Petite histoire de la tong

Attention : A l’heure actuelle, cette page est un peu ch*** à lire. Voilà, vous êtes prévenus…

 

La tong est branchée, définitivement sortie de la case  « ringarde à tout âge » … surtout depuis que la boutique Colette a vendu des centaines de paires du modèle Sensi, en plastique bleu translucide frappé de l’inscription sous la semelle  « who loves me follows me ». Sympa quand on déambule sur le sable…

Tongs égyptiennes basiquesTongs égyptiennes basiques (2)Tongs égyptiennes de luxe

 

Marcher sur le sable sans se faire mal, voilà justement pourquoi les Egyptiens ont imaginé ces drôles de sandales (alors une simple semelle rigide en papyrus tressé et dotée de lanières de cuir) 3 500 ans avant JC.

 

Les impératrices romaines leur ont emboîté le pas avec des semelles moulées en or. Quant aux Indiens et aux Perses, ils sculptaient des semelles de bois avec des entredoigts.  « De manière générale, les chaussures révèlent le statut de ceux qui les portent, mais les sandales ont été alternativement des symboles de prestige et de pauvreté, de chasteté et de coquetterie » , remarque Linda O’Keeffe dans son ouvrage Chaussures (éd. Könemann).

 

La tong migre ensuite vers la Chine et le Japon. Là-bas, elle devient  « zori » (une tong à talon compensé à bride en Y et qui se porte avec une chaussette à doigt marqué) puis  « geta » au XXe siècle (une version montée sur patin de bois pouvant atteindre 10 centimètres et portée par les courtisanes).

 

 

 

Elle prendra son nom définitif pendant la guerre du Vietnam, les Américains ayant alors baptisé cette drôle de chaussure  « thong » (lanière en français). Sa version tout plastique débarque en Europe dans les années 50 au retour d’Indochine des soldats français, mais avec la vague écolo des années 70 elle s’habille de cuir. Au cours de ces vingt années, la tong fait des ravages sur les plages de Copacabana et de tout le Brésil. Patrie du maillot de bain, de la fiesta et du soleil par excellence, le Brésil voit naître à cette période deux grands fabricants de tongs : Havaianas et Rider. La première, créée en 1962, vend aujourd’hui 120 millions de paires dans son pays d’origine pour 170 millions d’habitants, c’est un beau score et en a écoulé plus de 2 milliards sur toute la planète. La seconde est issue d’un groupe qui a commencé par fabriquer des bouteilles de vin en plastique en 1971…

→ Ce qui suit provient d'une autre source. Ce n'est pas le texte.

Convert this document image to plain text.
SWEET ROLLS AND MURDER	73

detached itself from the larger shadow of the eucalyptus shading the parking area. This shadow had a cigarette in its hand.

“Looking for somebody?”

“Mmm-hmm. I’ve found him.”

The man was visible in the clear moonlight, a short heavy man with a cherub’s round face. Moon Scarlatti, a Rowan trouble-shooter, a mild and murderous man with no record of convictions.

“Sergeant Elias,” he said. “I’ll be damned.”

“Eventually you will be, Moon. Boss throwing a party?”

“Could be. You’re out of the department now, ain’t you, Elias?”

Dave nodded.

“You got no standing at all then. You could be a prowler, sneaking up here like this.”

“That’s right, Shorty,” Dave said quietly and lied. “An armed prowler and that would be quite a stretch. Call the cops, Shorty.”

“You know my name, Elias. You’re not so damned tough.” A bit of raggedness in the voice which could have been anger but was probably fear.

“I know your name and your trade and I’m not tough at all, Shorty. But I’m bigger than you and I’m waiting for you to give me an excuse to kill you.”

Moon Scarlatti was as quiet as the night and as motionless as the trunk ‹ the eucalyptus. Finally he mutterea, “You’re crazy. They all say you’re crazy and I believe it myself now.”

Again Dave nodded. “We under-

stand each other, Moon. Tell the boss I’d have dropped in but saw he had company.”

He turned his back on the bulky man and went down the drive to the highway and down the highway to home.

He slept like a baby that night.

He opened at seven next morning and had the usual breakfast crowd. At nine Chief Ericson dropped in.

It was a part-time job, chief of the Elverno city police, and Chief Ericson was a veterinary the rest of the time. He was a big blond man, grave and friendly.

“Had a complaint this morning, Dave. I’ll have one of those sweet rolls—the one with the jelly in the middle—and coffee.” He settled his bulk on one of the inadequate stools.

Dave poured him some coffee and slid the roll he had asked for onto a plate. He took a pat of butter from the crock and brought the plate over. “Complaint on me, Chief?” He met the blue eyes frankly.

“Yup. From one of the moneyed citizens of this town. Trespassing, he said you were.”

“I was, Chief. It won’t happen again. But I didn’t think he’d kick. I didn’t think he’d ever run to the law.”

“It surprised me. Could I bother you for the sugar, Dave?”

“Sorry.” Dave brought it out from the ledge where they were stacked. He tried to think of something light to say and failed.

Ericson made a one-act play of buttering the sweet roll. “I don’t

Depuis, les tongs maison sont en PVC injecté et figurent parmi les plus légères et les plus confortables du marché. Du camping des Flots Bleus à la plage de la Voile Rouge à Saint-Tropez, la tong est donc devenue incontournable à Bali comme en Auvergne, où la société La Sarraizienne (déjà créatrice de la fameuse « méduse » ) en produit des centaines de milliers de paires. Elle est même sortie lauréate du Concours international des jeunes designers de chaussures initié par Salvatore Ferragamo. Son créateur, Youthachai Watanapanich, a voulu sa tong  « anatomique » , montée sur une semelle d’alu et recouverte de cuir naturel. Editée en nombre limité par Ferragamo, la paire s’affiche quand même à 425 € (NDLR : les deux Prez’ étaient présents à la dernière Entrevue Nationale Spéciale Tong de Bretagne pour tester ces tongs hors pairs (et oui on n’en avait qu’une chacun…).

Affirmer donc que la tong est branchée n’est pas peu dire : on n’a pas fini de suivre le clap-clap des tongs à la trace.

 

Le saviez-vous ?

Parfois, c’est la tong qui écrit l’Histoire ! La toute première photo du réseau social Instagram, prise en Juillet 2010 avec l’application smartphone du même nom, lors du tout premier test live, est celle d’une tong ! (pour ceux qui voit plutôt un chien, demandez à telechien.fr de faire leur boulot aussi sérieusement que nous)

Instagram - La toute première photo

 

 

 

 

 

Voilà.
Vous êtes désormais prêts à briller dans les soirées mondaines en éclaboussant votre entourage de toutes ces connaissances.